I will consider Adam’s dossier as a palimpsest, a text with overlapping meanings and content inscribed by different authors over time. Historian Jody Russell Manning notes that the Greek-derived word describes the erasure of previous writing from a parchment scroll and the inscription of new content. [38] In contemporary academic use, urban geographers, psychologists, and anthropologists alike usually use the term to emphasize either the act of erasure of memory or the creation of new, overlapping patterns through repeated inscriptions. It is in this second sense that I view Adam’s dossiers as a palimpsest. Although these files did not reflect the literal erasure of one text and its replacement by another, they displayed a temporal progression between authors and the ongoing influence of earlier iterations. This dynamic was most clear in the files that traced the trail of Adam’s MPF designation. Four months after Colonel Bernard’s patriotic missive following Adam’s death, Fania mobilized the language on the local Angoulême death record to submit an application for military review. Later that year, internal military documents showed uncertainty about Adam’s status given the inconclusive inquest into his death, despite Bernard’s apparent confidence that a tragic accident had taken place. However, the application’s reviewers did not deem this concern worthy of derailing Adam’s posthumous application, and in late 1945, the Angoulême mayor’s office confirmed his new administrative status and its reflection in city materials.


The Jarnac War Memorial


With this reading of Adam’s dossiers as a palimpsest in mind, I will now move to the most tangible result of Adam’s MPF status, the presence of his name on Jarnac’s memorial to the local men killed in military service during the World Wars. Jarnac is not alone in its prominent memorial to French war dead from the two World Wars – in fact, as historian Antoine Prost notes in an essay compiled for Nora’s “Lieux de Mémoire” collection, almost all French communes have such a memorial. [39] The monuments were initially constructed in the years immediately following World War I, often with a modest subsidy from the national government. [40] Instead of creating new monuments, after World War II, most municipalities simply added World War II casualties to the original monument, often in a less central location due to space constraints. While Prost identifies four different categories of monuments, classified by varying degrees of funereal, patriotic, civic, and republican elements, he emphasizes that most of the monuments share similar language and read “Morts pour la Patrie” or “Dead for the Country,” mirroring the Mort pour la France vocabulary of military death certificates like Adam’s. [41]

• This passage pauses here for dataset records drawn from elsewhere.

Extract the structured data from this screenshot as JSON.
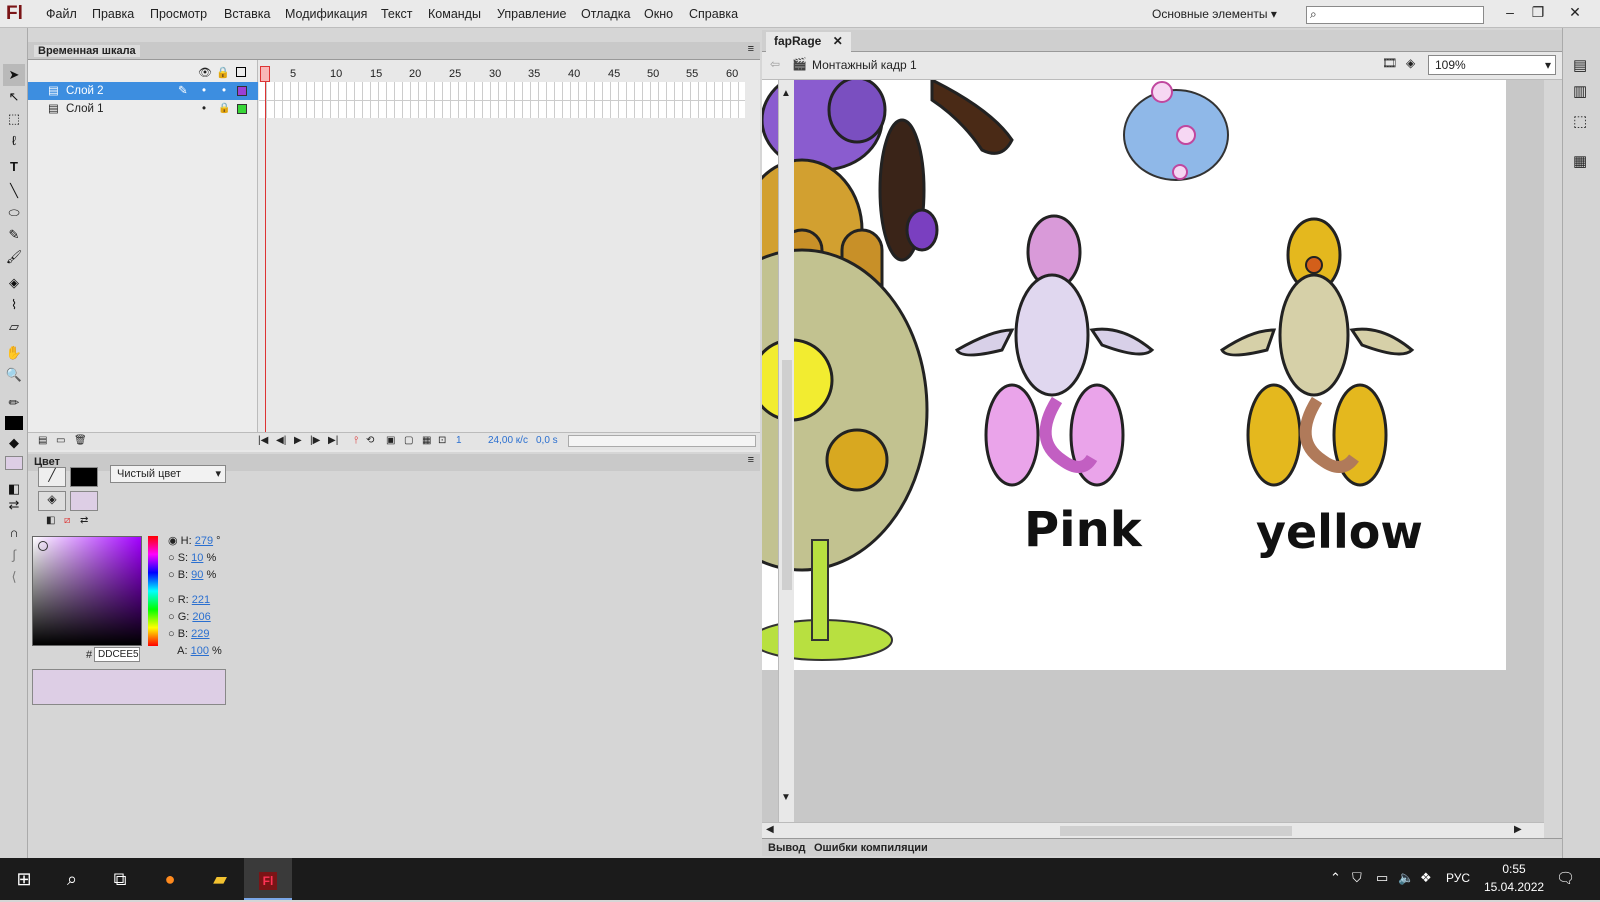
{
  "app": {
    "logo": "Fl"
  },
  "menu": [
    "Файл",
    "Правка",
    "Просмотр",
    "Вставка",
    "Модификация",
    "Текст",
    "Команды",
    "Управление",
    "Отладка",
    "Окно",
    "Справка"
  ],
  "workspace": "Основные элементы",
  "search": {
    "placeholder": ""
  },
  "timeline": {
    "tab": "Временная шкала",
    "layers": [
      {
        "name": "Слой 2",
        "selected": true,
        "color": "#9b3fd6"
      },
      {
        "name": "Слой 1",
        "selected": false,
        "color": "#38d638"
      }
    ],
    "frame_numbers": [
      "1",
      "5",
      "10",
      "15",
      "20",
      "25",
      "30",
      "35",
      "40",
      "45",
      "50",
      "55",
      "60"
    ],
    "footer": {
      "frame": "1",
      "fps": "24,00 к/с",
      "time": "0,0 s"
    }
  },
  "color": {
    "tab": "Цвет",
    "fill_type": "Чистый цвет",
    "H": "279",
    "S": "10",
    "B": "90",
    "R": "221",
    "G": "206",
    "Bl": "229",
    "A": "100",
    "hex": "DDCEE5",
    "swatch": "#ddcee5",
    "deg": "°",
    "pct": "%"
  },
  "document": {
    "tab": "fapRage",
    "scene": "Монтажный кадр 1",
    "zoom": "109%",
    "labels": {
      "pink": "Pink",
      "yellow": "yellow"
    }
  },
  "output_tabs": [
    "Вывод",
    "Ошибки компиляции"
  ],
  "taskbar": {
    "lang": "РУС",
    "time": "0:55",
    "date": "15.04.2022"
  }
}
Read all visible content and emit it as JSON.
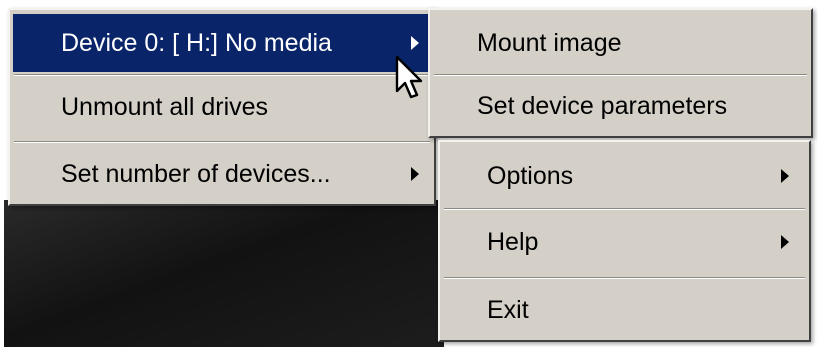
{
  "main_menu": {
    "items": [
      {
        "label": "Device 0: [ H:] No media",
        "has_submenu": true,
        "highlighted": true
      },
      {
        "label": "Unmount all drives",
        "has_submenu": false
      },
      {
        "label": "Set number of devices...",
        "has_submenu": true
      }
    ]
  },
  "device_submenu": {
    "items": [
      {
        "label": "Mount image"
      },
      {
        "label": "Set device parameters"
      }
    ]
  },
  "lower_menu": {
    "items": [
      {
        "label": "Options",
        "has_submenu": true
      },
      {
        "label": "Help",
        "has_submenu": true
      },
      {
        "label": "Exit",
        "has_submenu": false
      }
    ]
  },
  "icons": {
    "cursor": "mouse-pointer-icon",
    "submenu_arrow": "submenu-arrow-icon"
  },
  "colors": {
    "menu_background": "#d4d0c8",
    "highlight_background": "#0a246a",
    "highlight_text": "#ffffff",
    "text": "#000000"
  }
}
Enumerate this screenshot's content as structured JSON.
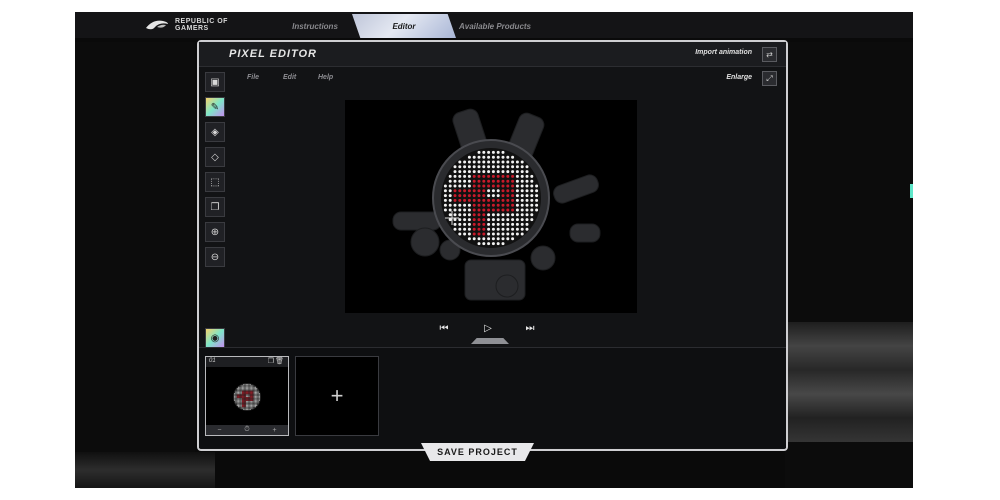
{
  "header": {
    "logo_line1": "REPUBLIC OF",
    "logo_line2": "GAMERS",
    "tabs": [
      {
        "label": "Instructions"
      },
      {
        "label": "Editor"
      },
      {
        "label": "Available Products"
      }
    ]
  },
  "editor": {
    "title": "PIXEL EDITOR",
    "import_label": "Import animation",
    "enlarge_label": "Enlarge",
    "menu": [
      {
        "label": "File"
      },
      {
        "label": "Edit"
      },
      {
        "label": "Help"
      }
    ],
    "tools": [
      {
        "icon": "image-icon"
      },
      {
        "icon": "color-brush-icon"
      },
      {
        "icon": "fill-bucket-icon"
      },
      {
        "icon": "eraser-icon"
      },
      {
        "icon": "selection-icon"
      },
      {
        "icon": "copy-icon"
      },
      {
        "icon": "zoom-in-icon"
      },
      {
        "icon": "zoom-out-icon"
      },
      {
        "icon": "preview-eye-icon"
      }
    ],
    "colors": {
      "accent_pixel": "#c81a2a",
      "white_pixel": "#f2f2f2"
    }
  },
  "timeline": {
    "frame_number": "01",
    "add_symbol": "+"
  },
  "footer": {
    "save_label": "SAVE PROJECT"
  }
}
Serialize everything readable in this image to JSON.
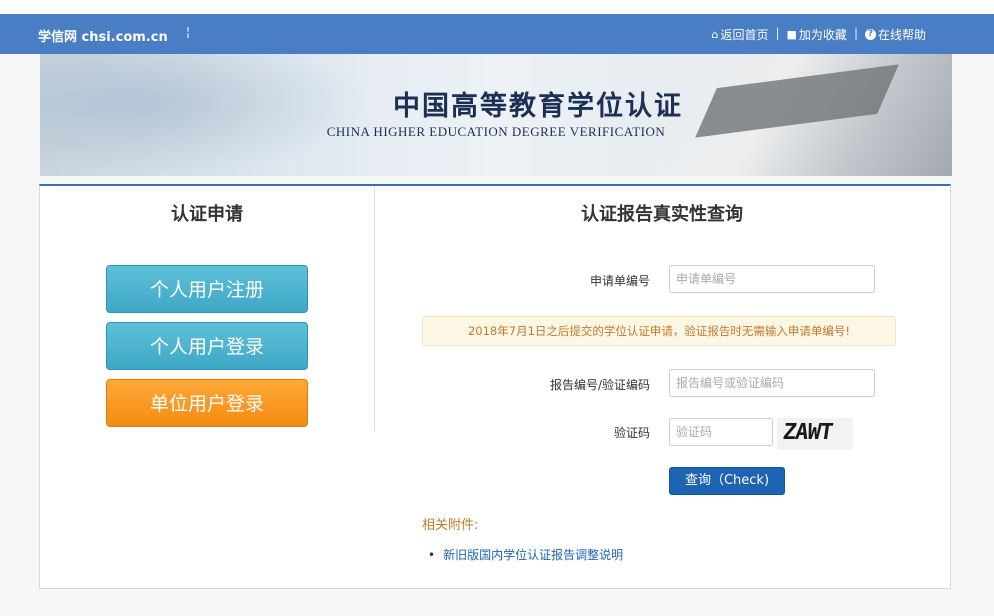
{
  "header": {
    "brand": "学信网 chsi.com.cn",
    "brand_sep": "¦",
    "links": [
      {
        "icon": "home-icon",
        "glyph": "⌂",
        "label": "返回首页"
      },
      {
        "icon": "bookmark-icon",
        "glyph": "■",
        "label": "加为收藏"
      },
      {
        "icon": "help-icon",
        "glyph": "?",
        "label": "在线帮助"
      }
    ],
    "divider": "|",
    "accent": "#4a7ec4"
  },
  "banner": {
    "title": "中国高等教育学位认证",
    "subtitle": "CHINA HIGHER EDUCATION DEGREE VERIFICATION"
  },
  "left": {
    "title": "认证申请",
    "buttons": [
      {
        "label": "个人用户注册",
        "color": "#4db4d0"
      },
      {
        "label": "个人用户登录",
        "color": "#4db4d0"
      },
      {
        "label": "单位用户登录",
        "color": "#f79a22"
      }
    ]
  },
  "right": {
    "title": "认证报告真实性查询",
    "application_no": {
      "label": "申请单编号",
      "placeholder": "申请单编号",
      "value": ""
    },
    "notice": "2018年7月1日之后提交的学位认证申请，验证报告时无需输入申请单编号!",
    "report_no": {
      "label": "报告编号/验证编码",
      "placeholder": "报告编号或验证编码",
      "value": ""
    },
    "captcha": {
      "label": "验证码",
      "placeholder": "验证码",
      "value": "",
      "image_text": "ZAWT"
    },
    "submit": "查询（Check)",
    "attachments_title": "相关附件:",
    "attachments": [
      {
        "bullet": "•",
        "label": "新旧版国内学位认证报告调整说明"
      }
    ]
  }
}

I visited Jarnac’s memorial, a substantial white marble slab with names etched on all faces, with Corinne, the descendant of dear friends of my great-grandparents who had hidden Grammy in their home during the war. Both Corinne and Pierre, her cousin, had brought up the memorial in the context of Bastille Day and Armistice Day ceremonies, although neither of them routinely visited the memorial in everyday life. Corinne mentioned that the memorial was recently relocated from a central traffic circle to the quiet park, replaced by a bust of hometown hero and former president François Mitterrand. She noted that the new memorial site, with its open plaza, allowed for commemoration ceremonies without closing busy downtown streets. Despite this reasonable justification, I was struck by the sterility and emptiness of the plaza and noticed that Corinne and I were the only visitors except for a man walking his dog on the other side of the park. While Nora views local military monuments like this one in Jarnac as exemplary lieux de mémoire, this memorial did not hold nearly the same degree of meaning for Corinne as the gifts and letters from Grammy maintained privately at home.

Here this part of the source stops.